De bovenwettelijke uitkering is een onderdeel van uw ambtelijke rechtspositie. Dat wil zeggen dat deze uitkering door uw werkgever aan u moet worden toegekend op het moment dat het ontslag gegeven wordt. Zorg er dus voor dat u voorafgaand aan uw ontslag duidelijkheid verkrijgt over de toekenning van deze bovenwettelijke uitkering.

Waaruit bestaat de bovenwettelijke uitkering?

De bovenwettelijke uitkering kent in feite twee onderdelen: de zogenaamde aanvullende uitkering en de aansluitende uitkering.

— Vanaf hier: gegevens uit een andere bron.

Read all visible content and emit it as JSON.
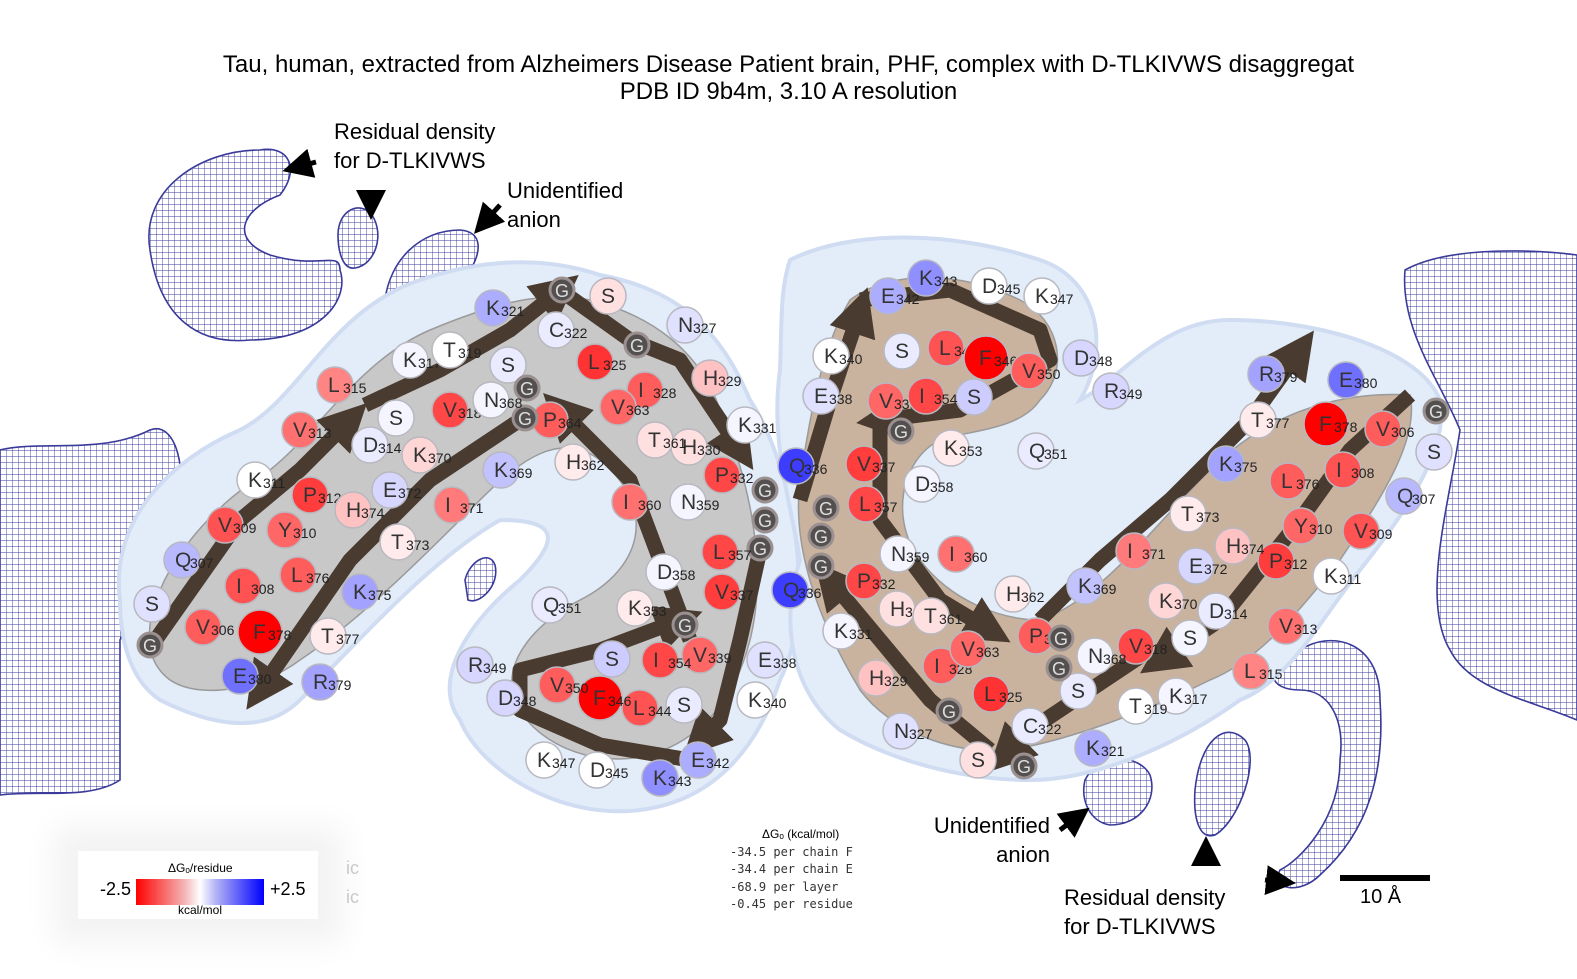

De belangrijkste voorwaarden van beide onderdelen worden hieronder besproken.

1. de aanvullende uitkering

De voorwaarden om in aanmerking te komen voor de aanvullende uitkering kunnen verschillen per sector (rijk, provincie, gemeente, defensie, onderwijs). Meestal moet u aan de volgende voorwaarden voldoen:

 

  •  U moet recht hebben op een WW-uitkering, en
  • U moet op een bepaalde grond ontslagen zijn (bijvoorbeeld vanwege een reorganisatie)

 

Hoogte en duur van de aanvullende uitkering
Uitgangspunt is om de hoogte van de totale uitkering (WW+aanvullende uitkering) op hetzelfde niveau te houden als de ‘oude’ wachtgeldaanspraken. De hoogte van de totale uitkering (WW + aanvullende uitkering) is per overheidssector verschillend maar bestaat op hoofdlijnen uit:

 

  • 12 maanden 80% van het (ongemaximeerde) dagloon
  • 6 maanden 75% (soms: 70%) van het (ongemaximeerde) dagloon
  • daarna, 70% van het (ongemaximeerde) dagloon.

 

Ook qua duur van de aanvullende uitkering zijn er verschillen tussen de diverse sectoren. Vuistregel is dat de aanvullende uitkering net zo lang loopt als de WW-uitkering.

 

Wijzigingen met betrekking tot de aanvullende uitkering
Met ingang van 1 januari 2006 is het Besluit bovenwettelijke uitkeringen bij werkloosheid sector rijk gewijzigd. Vanaf deze datum wordt de WW-uitkering van rijksambtenaren nog slechts aangevuld tot 70% van het (ongemaximeerde) dagloon. De aanvullingen gedurende de eerste twaalf maanden tot 80% en vervolgens zes maanden tot 75% van het (ongemaximeerde) dagloon zijn hiermee komen te vervallen.

2. de aansluitende uitkering

Indien voldaan is aan de eis dat de oude wachtgeldregeling voor u tot een langere uitkeringsduur zou leiden dan de WW-periode, bestaat er in veel gevallen recht op een aansluitende uitkering. Deze aansluitende uitkering komt dus pas in beeld na afloop van de WW-periode en alleen voor zover u op dat moment nog werkloos bent.

 

Voor bepaalde overheidssectoren kunt u bovendien alleen aanspraak maken op deze aansluitende uitkering als u wegens een specifieke ontslaggrond ontslagen bent. Voor meer informatie dient u contact op te nemen met een van onze ambtenarenspecialisten van de Ontslaglijn.

 

Hoogte en duur van de aansluitende uitkering
De hoogte van de aansluitende uitkering bedraagt 70% van uw (ongemaximeerde) dagloon. De duur van deze uitkering is afhankelijk van uw leeftijd en diensttijd en verschilt dus per ambtenaar.